Viscous syrup with a typical bittersweet flavor

Soy molasses is brown viscous syrup with a typical bittersweet flavor. A by-product of aqueous alcohol soy protein concentrate production, soy molasses is a concentrated, desolventized, aqueous alcohol extract of defatted soybean flakes.

The term "soy molasses" was coined by Daniel Chajuss, the founder of Hayes Ashdod Ltd., which first commercially produced and marketed soy molasses in the early 1960s. The name was chosen to distinguish the product from “soybean whey” or “condensed soybean solubles,” which were the by-products available at the time from the production of soy protein isolate and acid-washed soy protein concentrate.

==Manufacture==
The alcohols are removed from the liquid extract by evaporation, leaving a distillation residue that is an aqueous solution of sugars and other soy solubles. This solution is then concentrated to a viscous, honey-like consistency to produce soy molasses.

==Composition==
Typically, soy molasses contains 50% total soluble solids. These solids consist of carbohydrates (60%), proteins and other nitrogenous substances (10%), minerals (10%), fats and lipoids (20%).

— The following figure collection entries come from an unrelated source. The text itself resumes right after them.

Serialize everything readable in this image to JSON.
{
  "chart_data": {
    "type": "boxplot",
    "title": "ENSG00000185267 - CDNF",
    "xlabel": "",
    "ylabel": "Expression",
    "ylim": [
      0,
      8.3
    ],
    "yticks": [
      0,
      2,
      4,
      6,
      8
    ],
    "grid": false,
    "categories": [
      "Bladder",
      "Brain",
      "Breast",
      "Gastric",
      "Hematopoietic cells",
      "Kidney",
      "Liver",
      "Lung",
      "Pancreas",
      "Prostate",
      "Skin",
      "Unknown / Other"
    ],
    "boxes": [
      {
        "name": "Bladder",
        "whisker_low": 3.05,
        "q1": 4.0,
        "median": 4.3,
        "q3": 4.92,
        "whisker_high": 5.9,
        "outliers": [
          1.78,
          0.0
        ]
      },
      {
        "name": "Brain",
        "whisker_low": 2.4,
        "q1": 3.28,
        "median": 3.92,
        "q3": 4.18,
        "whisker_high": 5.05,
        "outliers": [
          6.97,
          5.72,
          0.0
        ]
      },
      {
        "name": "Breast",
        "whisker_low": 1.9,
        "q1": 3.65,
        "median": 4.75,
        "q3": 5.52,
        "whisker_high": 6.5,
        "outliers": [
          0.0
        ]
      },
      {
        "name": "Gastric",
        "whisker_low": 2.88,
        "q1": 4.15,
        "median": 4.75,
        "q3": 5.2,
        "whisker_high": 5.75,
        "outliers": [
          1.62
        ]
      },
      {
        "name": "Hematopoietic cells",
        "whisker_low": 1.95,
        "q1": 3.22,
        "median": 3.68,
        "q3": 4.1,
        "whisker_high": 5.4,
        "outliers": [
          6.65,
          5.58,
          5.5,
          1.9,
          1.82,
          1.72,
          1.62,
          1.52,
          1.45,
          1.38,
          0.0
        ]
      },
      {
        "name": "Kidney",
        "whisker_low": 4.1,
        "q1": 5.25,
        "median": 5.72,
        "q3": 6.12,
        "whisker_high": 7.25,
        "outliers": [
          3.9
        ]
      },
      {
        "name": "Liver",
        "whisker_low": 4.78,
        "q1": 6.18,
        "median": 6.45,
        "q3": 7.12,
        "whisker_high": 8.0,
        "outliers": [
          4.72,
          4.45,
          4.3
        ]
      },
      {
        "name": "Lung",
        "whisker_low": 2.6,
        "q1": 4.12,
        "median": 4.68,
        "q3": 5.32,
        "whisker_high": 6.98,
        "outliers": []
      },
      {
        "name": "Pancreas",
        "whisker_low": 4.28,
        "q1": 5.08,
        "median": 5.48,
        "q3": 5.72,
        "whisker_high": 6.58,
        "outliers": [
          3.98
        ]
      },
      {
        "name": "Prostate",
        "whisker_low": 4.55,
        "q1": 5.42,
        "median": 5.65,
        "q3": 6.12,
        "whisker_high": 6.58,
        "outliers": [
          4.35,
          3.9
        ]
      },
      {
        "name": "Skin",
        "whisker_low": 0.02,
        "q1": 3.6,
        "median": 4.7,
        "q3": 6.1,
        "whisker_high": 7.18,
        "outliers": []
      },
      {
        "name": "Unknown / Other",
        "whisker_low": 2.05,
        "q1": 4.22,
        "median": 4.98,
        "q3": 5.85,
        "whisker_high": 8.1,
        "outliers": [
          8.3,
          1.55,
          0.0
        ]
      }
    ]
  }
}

The major constituents of soy molasses are sugars that include oligosaccharides (stachyose and raffinose), disaccharides (sucrose) and minor amounts of monosaccharides (fructose and glucose). Minor constituents include saponins, protein, lipid, minerals (ash), isoflavones, and other organic materials.

==Use==
Soy molasses is used as a feed ingredient in mixed feeds as pelleting aid, added to soybean meal (e.g. by spraying it into the soybean meal desolventizer toaster), mixed with soy hulls, and used in liquid animal feed diets. Soy molasses can be used as a fermentation aid, as a prebiotic, and as an ingredient in specialized breads.

It is also possible to burn soy molasses in a dedicated boiler to generate process steam. In combination with a support fuel (e.g. natural gas, ...) the low calorific liquid can be valorized in a steam boiler.

Soy molasses is an important commercial and biological product, and a source of phytochemicals and soy sugars.